If Democrats Take Power, Expect Renewed Interest in Big Retirement Policy Revamps
If Democrats take the House, the incoming chairman of the powerful House Ways and Means Committee would be Rep. Richard Neal, D-Mass., who is one of the leading thinkers in Congress on retirement policy and who has proposed some big ideas recently.
At a minimum, we would expect that ideas with broad, bipartisan appeal such as allowing small employers to band together to offer retirement plans (multiple-employer plans) and making it easier for employers to offer lifetime income options in their 401(k) plans by making their obligations as a fiduciary clearer in selecting insurers would be much more likely to pass. These proposals have gotten traction in the Senate in previous years but have lacked a House partner (although some of these ideas are in the Family Savings Act of 2018, so they might pass in this year's lame duck.)

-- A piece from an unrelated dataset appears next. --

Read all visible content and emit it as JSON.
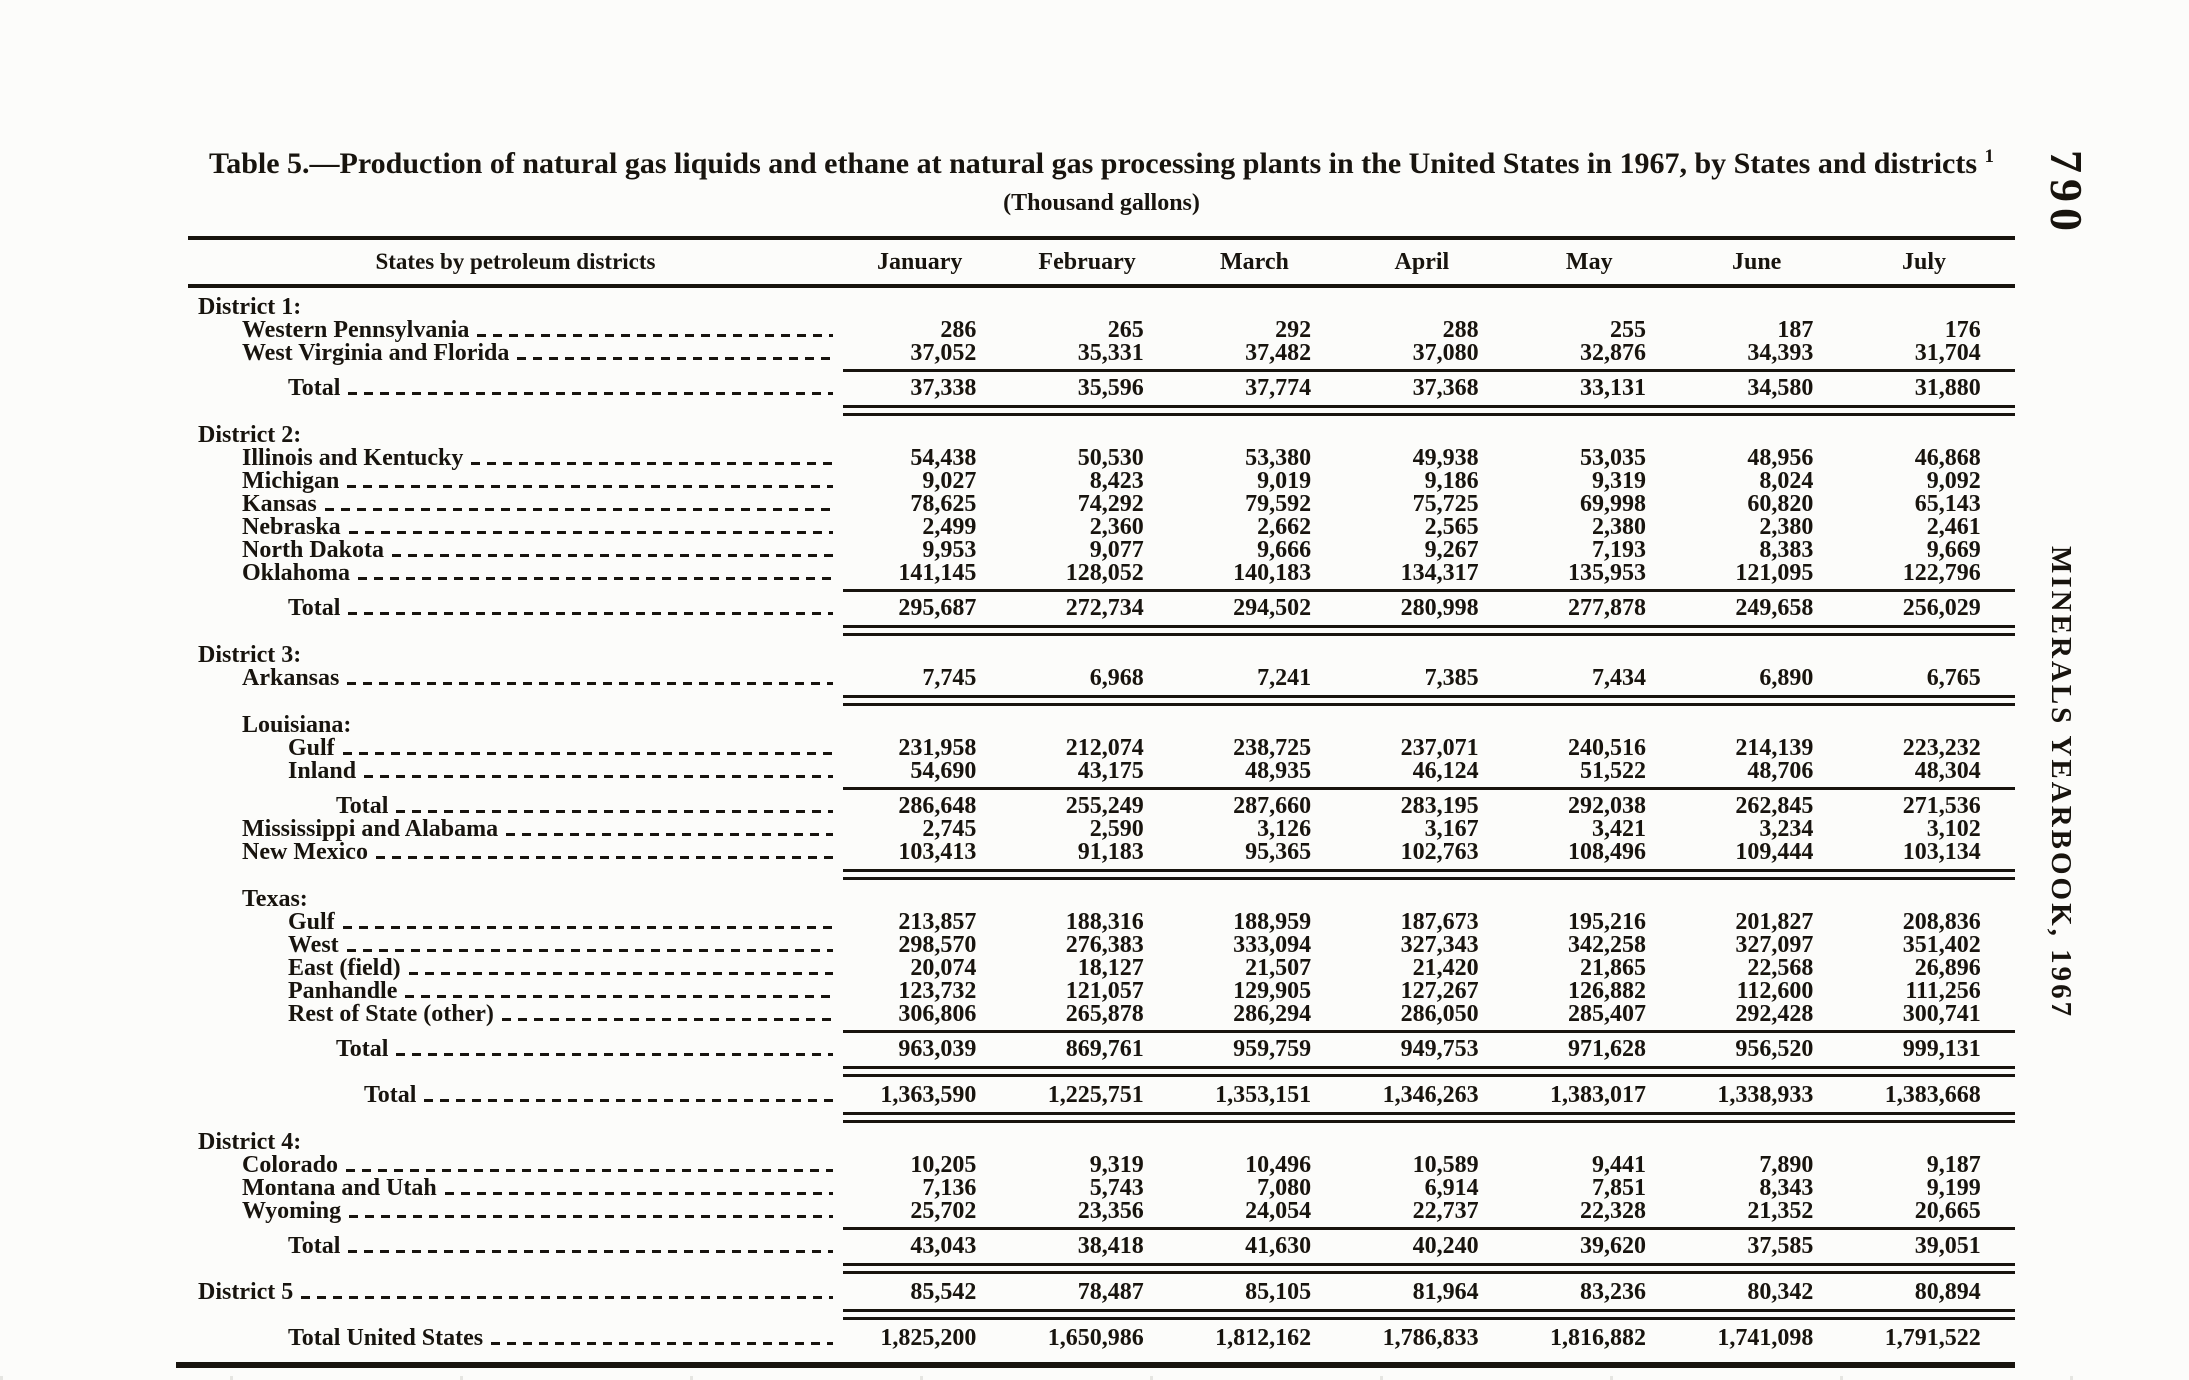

But looking beyond these smaller tuneups to the retirement system, Neal has sponsored bills that would make much bigger changes to our retirement system to increase the number of Americans with access to a retirement plan and make those plans better at serving people during the decumulation phase. For example, he has sponsored legislation that would require many businesses to automatically enroll workers in IRAs if they are not offered a traditional retirement plan. He's made sweeping proposals to allow for portable annuities and to remove barriers to offering these annuities created by required minimum distribution rules. More recently, Neal has gone even further, introducing legislation that would require employers to establish automatic 401(k) plans complete with tax benefits to employers to help them maintain the plans. While these sweeping changes may have a hard time finding enough support to become law, if Democrats take control the ideas indicate a serious interest from the likely chair of the most powerful committee in the House in rethinking our retirement system.
Morningstar supports expanding access to retirement plans to more people, and we think behavioral research has demonstrated how useful automatic enrollment is at helping people overcome inertia. However, by building our retirement system on top of the tax code, we have set up a delicate balancing act, so new proposals need to be carefully designed to avoid cannibalizing existing plans by making them less relatively to other plans with new tax benefits. We are not concerned about automatic IRAs in that regard, but automatic 401(k)s with high tax contribution limits and no required contributions could easily dissuade employers from providing a match.
Instead of layering programs, we would also like to see reforms simplify the existing system by consolidating or eliminating certain savings programs. There are already SIMPLE IRAs and SEPs aimed at getting more employers to offer retirement plans who do not want to sponsor a 401(k), and survey data suggests employers are overwhelmed and confused by the options. Reducing the complexity in the system along with soft mandates that encourage a minimum of saving, along with a few options for enhancing retirement plans should be part of any reforms that add programs to the retirement system.